Toutefois, les 4 types de contrôle nécessitent la prise d’information externe. Par exemple, les décisions prises par le conducteur sont fondées sur un jugement tenant compte des stimuli visuels et auditifs de l’environnement et du trafic. Dans ce cadre, la tâche perceptive constitue un élément central de la tâche de conduite du conducteur et se met en place à différents niveaux : détecter un signal donné, discriminer plusieurs signaux, identifier les objets et les événements en les catégorisant et évaluer la situation.

Le contrôle cognitif opère un compromis entre les objectifs atteints et la performance suffisante (Amalberti, 2001a). Le compromis cognitif est réactualisé à chaque exécution en fonction du type de supervision (externe ou interne).
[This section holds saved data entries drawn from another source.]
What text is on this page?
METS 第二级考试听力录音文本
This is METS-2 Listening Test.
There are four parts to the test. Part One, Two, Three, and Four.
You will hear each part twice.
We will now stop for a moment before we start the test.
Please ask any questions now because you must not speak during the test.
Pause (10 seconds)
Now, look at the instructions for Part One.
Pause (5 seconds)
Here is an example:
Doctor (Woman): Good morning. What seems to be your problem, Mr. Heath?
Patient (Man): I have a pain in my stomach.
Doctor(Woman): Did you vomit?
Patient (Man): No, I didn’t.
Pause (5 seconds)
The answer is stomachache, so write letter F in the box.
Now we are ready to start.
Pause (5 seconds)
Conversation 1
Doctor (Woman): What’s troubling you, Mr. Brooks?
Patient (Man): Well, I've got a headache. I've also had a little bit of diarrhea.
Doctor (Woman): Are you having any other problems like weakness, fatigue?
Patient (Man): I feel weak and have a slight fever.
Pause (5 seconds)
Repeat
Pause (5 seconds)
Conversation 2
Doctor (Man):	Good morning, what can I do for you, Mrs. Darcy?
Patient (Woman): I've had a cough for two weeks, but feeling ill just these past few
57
En cas de problème lors de la mise en œuvre des routines d’exécution en supervision externe, le coût cognitif augmente et la supervision interne intervient alors. Cette dernière exécute des traitements symboliques en gérant simultanément l’intensité et la priorité du traitement, pondérées par la métacognition. Le coût relativement élevé de cette supervision oblige ainsi le conducteur à réaliser un compromis entre les risques acceptables et le niveau de performance souhaité. Le compromis cognitif renvoie donc à une répartition du contrôle (contrôle externe vs interne/ symbolique vs subsymbolique ; Hoc & Amalberti, 2007) et il devient satisfaisant pour le conducteur lorsque celui-ci estime maîtriser la situation.